Cessione del quinto dello stipendio o della pensione (CSQ): gli intermediari sono più consapevoli delle criticità del comparto e si stanno adeguando, pur con disomogeneità nei risultati, alle indicazioni che vengono dalla Banca d’Italia. In particolare, "gli intermediari hanno comunicato l’avvio di iniziative organizzative per il progressivo allineamento alla normativa sotto diversi profili: controlli sulla rete, trasparenza delle condizioni contrattuali, rinnovi anticipati e relativi ristori alla clientela, finanziamenti a clienti in età avanzata".

È quanto si legge in una comunicazione della Banca d’Italia, che sottolinea come fra i risultati più rilevanti seguiti all’azione di sensibilizzazione ci siano "una generalizzata revisione delle prassi operative alla luce delle indicazioni della Banca", "un generale abbandono della diffusa prassi di non ristorare la clientela delle commissioni non maturate, in caso di chiusura anticipata dei finanziamenti", l’impegno a migliorare i documenti di trasparenza e la generale dichiarazione di aver interrotto la pratica del rinnovo ante termine.

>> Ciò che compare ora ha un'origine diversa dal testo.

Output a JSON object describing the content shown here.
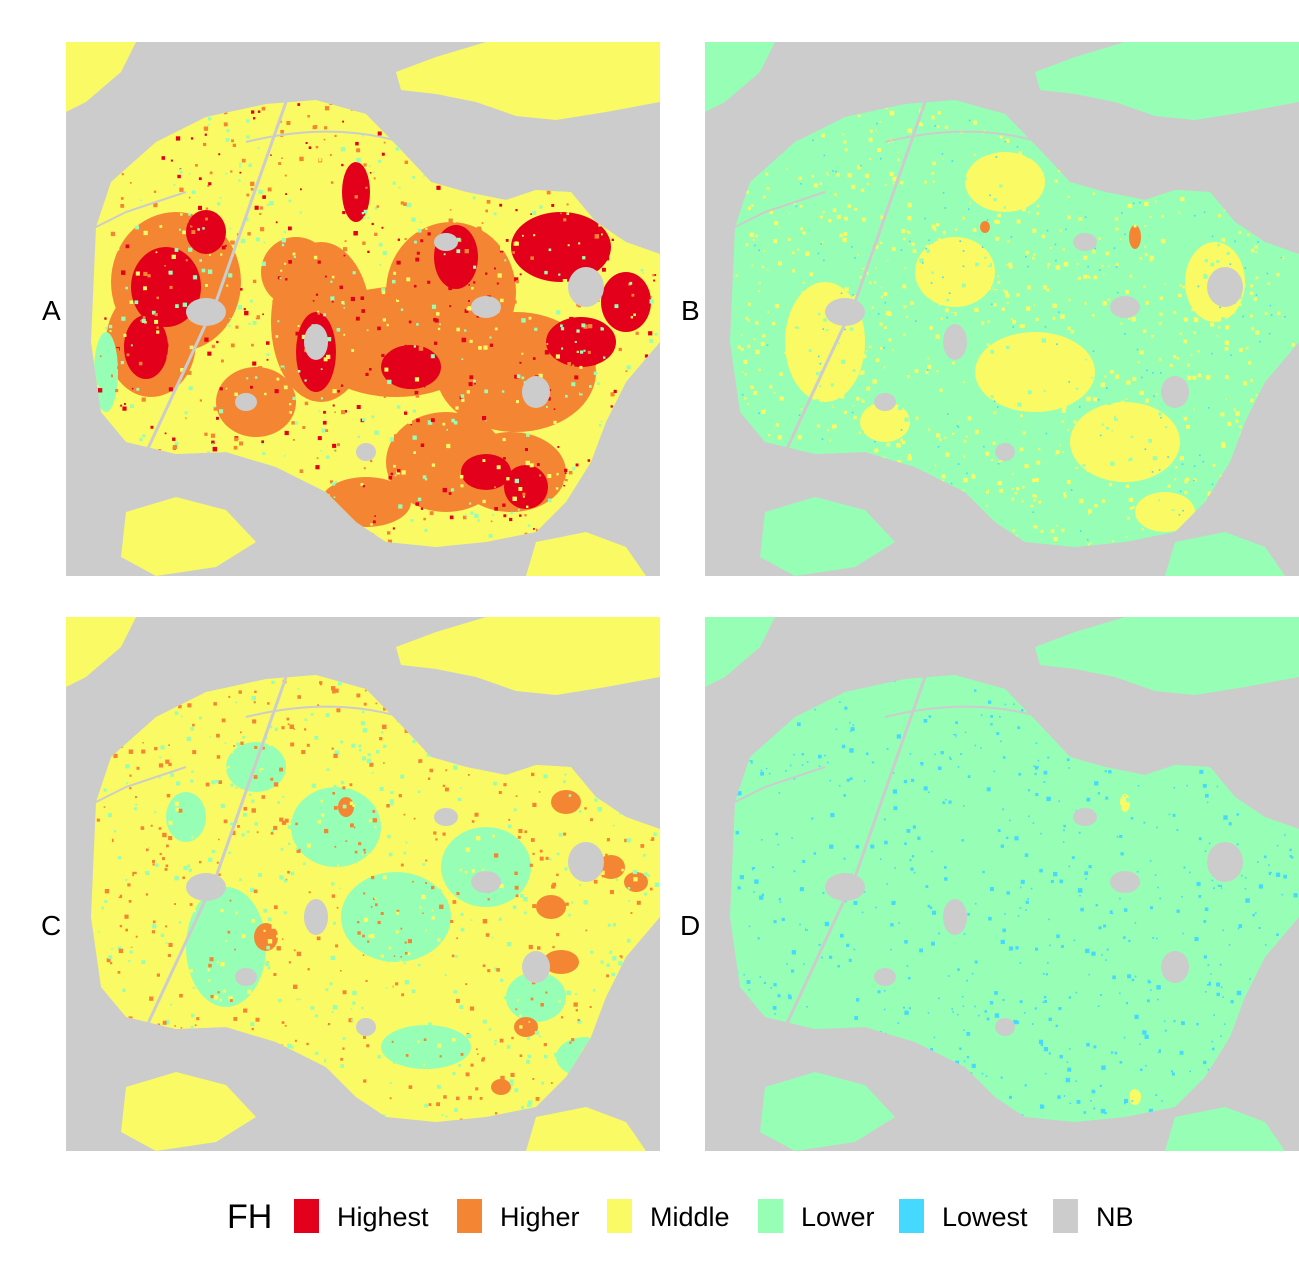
{
  "legend": {
    "title": "FH",
    "items": [
      {
        "label": "Highest",
        "color": "#e3001a"
      },
      {
        "label": "Higher",
        "color": "#f48633"
      },
      {
        "label": "Middle",
        "color": "#fafa64"
      },
      {
        "label": "Lower",
        "color": "#96ffb5"
      },
      {
        "label": "Lowest",
        "color": "#45d9ff"
      },
      {
        "label": "NB",
        "color": "#cccccc"
      }
    ]
  },
  "panels": [
    {
      "label": "A",
      "class_shares": {
        "Highest": 0.1,
        "Higher": 0.25,
        "Middle": 0.3,
        "Lower": 0.08,
        "Lowest": 0.01,
        "NB": 0.26
      }
    },
    {
      "label": "B",
      "class_shares": {
        "Highest": 0.002,
        "Higher": 0.005,
        "Middle": 0.22,
        "Lower": 0.5,
        "Lowest": 0.01,
        "NB": 0.26
      }
    },
    {
      "label": "C",
      "class_shares": {
        "Highest": 0.0,
        "Higher": 0.03,
        "Middle": 0.4,
        "Lower": 0.3,
        "Lowest": 0.01,
        "NB": 0.26
      }
    },
    {
      "label": "D",
      "class_shares": {
        "Highest": 0.0,
        "Higher": 0.002,
        "Middle": 0.01,
        "Lower": 0.7,
        "Lowest": 0.03,
        "NB": 0.26
      }
    }
  ]
}
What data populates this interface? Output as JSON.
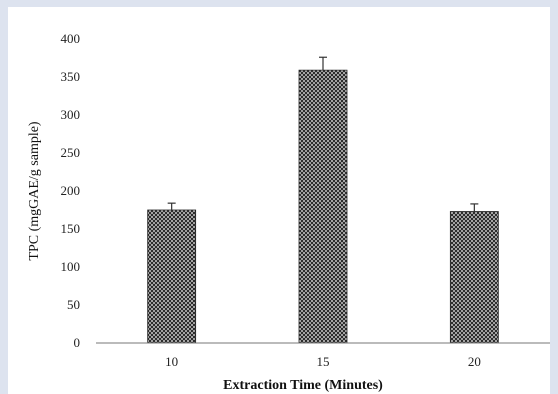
{
  "chart_data": {
    "type": "bar",
    "title": "",
    "xlabel": "Extraction Time (Minutes)",
    "ylabel": "TPC (mgGAE/g sample)",
    "categories": [
      "10",
      "15",
      "20"
    ],
    "series": [
      {
        "values": [
          175,
          359,
          173
        ],
        "error": [
          9,
          17,
          10
        ]
      }
    ],
    "ylim": [
      0,
      400
    ],
    "yticks": [
      0,
      50,
      100,
      150,
      200,
      250,
      300,
      350,
      400
    ],
    "grid": false,
    "legend": "none",
    "colors": {
      "bar_fill": "#2b2b2b",
      "bar_pattern_bg": "#f2f2f2",
      "axis": "#777777",
      "error_bar": "#333333"
    }
  }
}
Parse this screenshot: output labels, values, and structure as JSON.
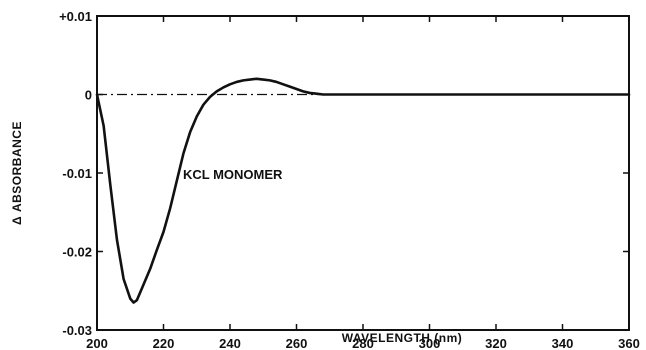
{
  "chart_data": {
    "type": "line",
    "xlabel": "WAVELENGTH (nm)",
    "ylabel": "Δ ABSORBANCE",
    "xlim": [
      200,
      360
    ],
    "ylim": [
      -0.03,
      0.01
    ],
    "x_ticks": [
      200,
      220,
      240,
      260,
      280,
      300,
      320,
      340,
      360
    ],
    "y_ticks": [
      0.01,
      0,
      -0.01,
      -0.02,
      -0.03
    ],
    "y_tick_labels": [
      "+0.01",
      "0",
      "-0.01",
      "-0.02",
      "-0.03"
    ],
    "zero_reference_line": true,
    "grid": false,
    "annotation": {
      "text": "KCL MONOMER",
      "x": 229,
      "y": -0.0133
    },
    "series": [
      {
        "x": [
          200,
          202,
          204,
          206,
          208,
          210,
          211,
          212,
          213,
          214,
          216,
          218,
          220,
          222,
          224,
          226,
          228,
          230,
          232,
          234,
          236,
          238,
          240,
          242,
          244,
          246,
          248,
          250,
          252,
          254,
          256,
          258,
          260,
          262,
          264,
          266,
          268,
          270,
          272,
          274,
          280,
          290,
          300,
          320,
          340,
          360
        ],
        "y": [
          0.0,
          -0.004,
          -0.0115,
          -0.0185,
          -0.0235,
          -0.026,
          -0.0265,
          -0.0262,
          -0.0252,
          -0.0242,
          -0.0222,
          -0.0198,
          -0.0175,
          -0.0145,
          -0.011,
          -0.0075,
          -0.0048,
          -0.0028,
          -0.0013,
          -0.0003,
          0.0004,
          0.0009,
          0.0013,
          0.0016,
          0.0018,
          0.0019,
          0.002,
          0.0019,
          0.0018,
          0.0016,
          0.0013,
          0.001,
          0.0007,
          0.0004,
          0.0002,
          0.0001,
          0.0,
          0.0,
          0.0,
          0.0,
          0.0,
          0.0,
          0.0,
          0.0,
          0.0,
          0.0
        ]
      }
    ]
  }
}
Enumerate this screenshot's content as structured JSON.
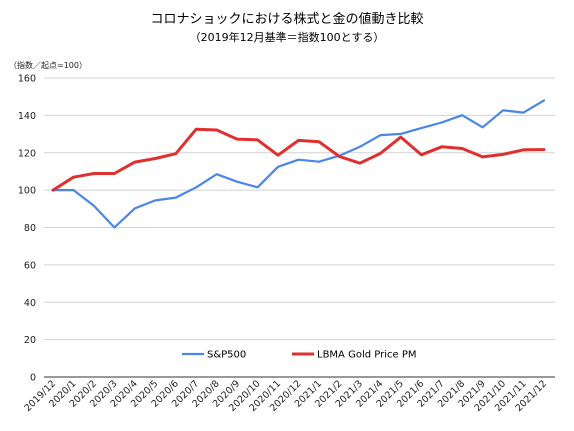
{
  "chart_data": {
    "type": "line",
    "title": "コロナショックにおける株式と金の値動き比較",
    "subtitle": "（2019年12月基準＝指数100とする）",
    "unit_label": "（指数／起点=100）",
    "ylim": [
      0,
      160
    ],
    "yticks": [
      "0",
      "20",
      "40",
      "60",
      "80",
      "100",
      "120",
      "140",
      "160"
    ],
    "grid": true,
    "legend_position": "bottom-center",
    "categories": [
      "2019/12",
      "2020/1",
      "2020/2",
      "2020/3",
      "2020/4",
      "2020/5",
      "2020/6",
      "2020/7",
      "2020/8",
      "2020/9",
      "2020/10",
      "2020/11",
      "2020/12",
      "2021/1",
      "2021/2",
      "2021/3",
      "2021/4",
      "2021/5",
      "2021/6",
      "2021/7",
      "2021/8",
      "2021/9",
      "2021/10",
      "2021/11",
      "2021/12"
    ],
    "series": [
      {
        "name": "S&P500",
        "color": "#4a86e8",
        "values": [
          100,
          100,
          91.6,
          80,
          90.2,
          94.5,
          96,
          101.5,
          108.5,
          104.5,
          101.5,
          112.5,
          116.3,
          115.2,
          118.4,
          123.2,
          129.4,
          130.1,
          133.2,
          136.2,
          140.1,
          133.6,
          142.7,
          141.5,
          148
        ]
      },
      {
        "name": "LBMA Gold Price PM",
        "color": "#e0302e",
        "values": [
          100,
          106.9,
          108.9,
          108.9,
          115,
          116.9,
          119.5,
          132.6,
          132.2,
          127.3,
          126.9,
          118.7,
          126.6,
          125.9,
          118,
          114.4,
          119.6,
          128.4,
          118.9,
          123.2,
          122.3,
          117.8,
          119.1,
          121.6,
          121.7
        ]
      }
    ]
  }
}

In particolare, fra gli aspetti rilevanti emersi dalla ricognizione fatta da Bankitalia presso gli operatori, uno riguarda la trasparenza. Si legge nella comunicazione: "Sul tema della coerenza tra il prodotto offerto e le esigenze della clientela, gli interventi comunicati hanno riguardato eminentemente i finanziamenti alle persone in età avanzata, per i quali gli intermediari hanno adottato in genere particolari cautele. Sul punto, si sottolinea la necessità di assicurare uno scrupoloso rispetto dell’obbligo posto dalla vigente normativa di evitare che i clienti siano indirizzati verso operazioni incoerenti con le loro condizioni economico-finanziarie ed attuariali". Bankitalia sottolinea che "gli intermediari hanno assicurato di essersi adoperati per rafforzare la gestione dei reclami e per rivedere i contratti e la documentazione di trasparenza".

Ci sono alcune criticità. Scrive Bankitalia: "Non uniformemente diffusi appaiono i risultati, pure conseguiti, in materia di contenimento delle commissioni a carico della clientela, e quindi in termini di pricing dei prodotti offerti. Alcuni intermediari hanno ribadito il proprio orientamento a determinare il costo del finanziamento in maniera del tutto scollegata da ogni valutazione in merito alla qualità creditizia dei debitori, sottraendo una prestabilita quota percentuale (ad esempio uno per cento) dal tasso soglia di usura, meccanismo questo che non rispecchia appropriate pratiche di pricing dei finanziamenti".

Sul versante dei "ristori alla clientela", gli intermediari "hanno comunicato l’avvio di procedure per rimborsare alla clientela le somme indebitamente percepite e per disciplinare le modalità di retrocessione al cliente delle somme riscosse e non maturate in caso di estinzioni anticipate. Ciò ha fatto emergere un’ampia difformità di comportamenti anche in parte derivante dai differenti profili operativi degli intermediari e dal diverso livello di sofisticazione dei sistemi informativo-contabili".